Sweden is a particularly open economy, and its relative-reliance on exports and its trade links with Europe and the US leaves it vulnerable to Covid-19 disruption elsewhere.

Exports, already hit by a combination of the global trade war and to a lesser extent the threat of a ‘no-deal’ Brexit, were hit hard during the wider European lockdowns.

Sales of Swedish goods to the rest of the world fell 20% in the second quarter (albeit this data is ordinarily fairly volatile). Machinery and transport equipment, a key export category, saw trade plummet as global industrial demand fell and key supply chain links (e.g. with Germany) stalled.

The silver lining, at least for the time being, is that Sweden’s major trading partners are currently experiencing lower cases of Covid-19 in relative terms.

That suggests a more stable demand environment for Swedish exports over the winter, and unlike the earlier phase of the pandemic, significant supply chain disruption has become less of a risk. Factory closures across Europe – a feature of many of the stricter lockdowns – are unlikely to be repeated, even if other ‘social’ sectors in Europe are shuttered once more.

Exports by Country 2019 vs 2020 (Jan-Jun)

CFTC, Macrobond, ING
CFTC, Macrobond, ING

Exports by Industry 2019 vs 2020 (Jan-Jun)

CFTC, Macrobond, ING
CFTC, Macrobond, ING

Jobs market

Swedish unemployment was already creeping higher before the crisis struck, and has risen further than most other European countries through the pandemic. Admittedly, the statistics have been mired in uncertainty over the past year, following statistical errors around the same time in 2019.

But even so, the level of redundancies have spiked, particularly in the hardest-hit sectors of manufacturing, hotels/restaurants and transportation.

The more encouraging news is that things appear to have stabilised over the summer, and of course, like other European countries, the Swedish government is continuing to provide help in the form of short-term work schemes.

Job vacancies have been showing a moderate rise since the low in June, and this can be expected to recover further we should the virus remains under control. Swedish business surveys and PMI data are already showing an improvement in expectations.

For instance, European Commission services confidence data shows that demand expectations have recovered – the balance of firms expecting an improvement over the next three months -50% in April, to now only around 0%.

Job vacancies by industry

CFTC, Macrobond, ING
CFTC, Macrobond, ING

Housing market

Finally, the housing market has been a key weakness of Sweden for a while with high household debt levels and a price decline in recent years.

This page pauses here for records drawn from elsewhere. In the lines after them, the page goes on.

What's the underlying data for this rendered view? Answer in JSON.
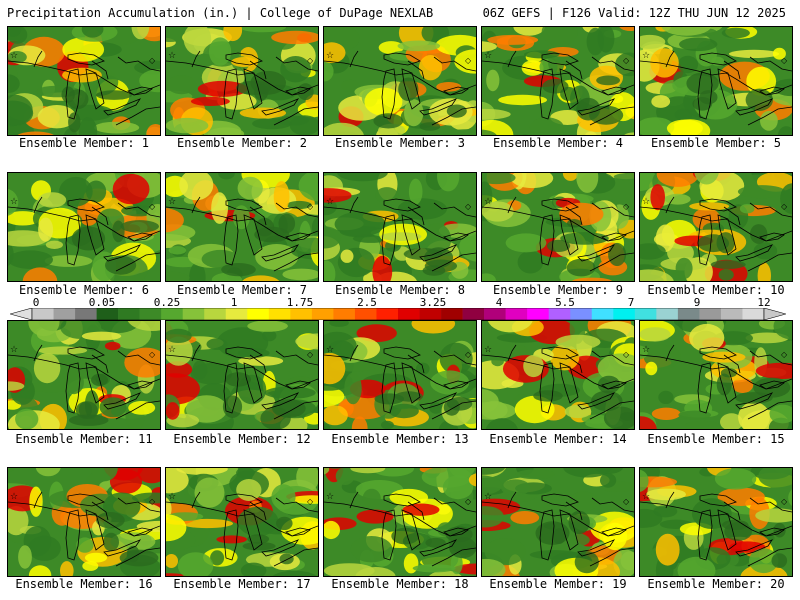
{
  "header": {
    "title_left": "Precipitation Accumulation (in.) | College of DuPage NEXLAB",
    "title_right": "06Z GEFS | F126 Valid: 12Z THU JUN 12 2025"
  },
  "legend": {
    "tick_labels": [
      "0",
      "0.05",
      "0.25",
      "1",
      "1.75",
      "2.5",
      "3.25",
      "4",
      "5.5",
      "7",
      "9",
      "12"
    ],
    "colors": [
      "#c8c8c8",
      "#a0a0a0",
      "#787878",
      "#1f5f1a",
      "#2f7a22",
      "#3d8a27",
      "#56a82f",
      "#86c23a",
      "#b8d63e",
      "#e6ea3e",
      "#ffff00",
      "#ffe000",
      "#ffc000",
      "#ffa000",
      "#ff7d00",
      "#ff5000",
      "#ff2000",
      "#e00000",
      "#c00000",
      "#a00000",
      "#900040",
      "#b0007a",
      "#e000c0",
      "#ff00ff",
      "#b060ff",
      "#7a90ff",
      "#40e0ff",
      "#00f0f0",
      "#40e0e0",
      "#9ad2d2",
      "#7a8a8a",
      "#9a9a9a",
      "#bababa",
      "#dadada"
    ]
  },
  "panels": [
    {
      "label": "Ensemble Member: 1"
    },
    {
      "label": "Ensemble Member: 2"
    },
    {
      "label": "Ensemble Member: 3"
    },
    {
      "label": "Ensemble Member: 4"
    },
    {
      "label": "Ensemble Member: 5"
    },
    {
      "label": "Ensemble Member: 6"
    },
    {
      "label": "Ensemble Member: 7"
    },
    {
      "label": "Ensemble Member: 8"
    },
    {
      "label": "Ensemble Member: 9"
    },
    {
      "label": "Ensemble Member: 10"
    },
    {
      "label": "Ensemble Member: 11"
    },
    {
      "label": "Ensemble Member: 12"
    },
    {
      "label": "Ensemble Member: 13"
    },
    {
      "label": "Ensemble Member: 14"
    },
    {
      "label": "Ensemble Member: 15"
    },
    {
      "label": "Ensemble Member: 16"
    },
    {
      "label": "Ensemble Member: 17"
    },
    {
      "label": "Ensemble Member: 18"
    },
    {
      "label": "Ensemble Member: 19"
    },
    {
      "label": "Ensemble Member: 20"
    }
  ]
}
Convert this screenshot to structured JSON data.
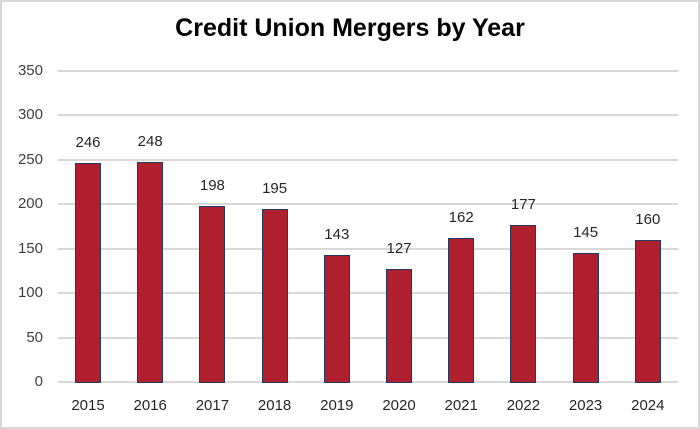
{
  "chart_data": {
    "type": "bar",
    "title": "Credit Union Mergers by Year",
    "xlabel": "",
    "ylabel": "",
    "categories": [
      "2015",
      "2016",
      "2017",
      "2018",
      "2019",
      "2020",
      "2021",
      "2022",
      "2023",
      "2024"
    ],
    "values": [
      246,
      248,
      198,
      195,
      143,
      127,
      162,
      177,
      145,
      160
    ],
    "data_labels": [
      "246",
      "248",
      "198",
      "195",
      "143",
      "127",
      "162",
      "177",
      "145",
      "160"
    ],
    "ylim": [
      0,
      350
    ],
    "yticks": [
      "0",
      "50",
      "100",
      "150",
      "200",
      "250",
      "300",
      "350"
    ],
    "grid": true,
    "legend": null,
    "colors": {
      "bar_fill": "#b01f2e",
      "bar_border": "#1f3864",
      "grid": "#d9d9d9"
    }
  }
}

Having said that, the short-term price shock from the crisis remained relatively small. This is perhaps partly because the absence of a full lockdown meant Swedes were still able to move house, but as we’ve seen elsewhere, trends such as increased home-working have seen buyers alter their buying criteria as a result of the pandemic.

The SEB housing price indicator has been on a positive trend in recent months, and we expect this to continue if cases remain under control.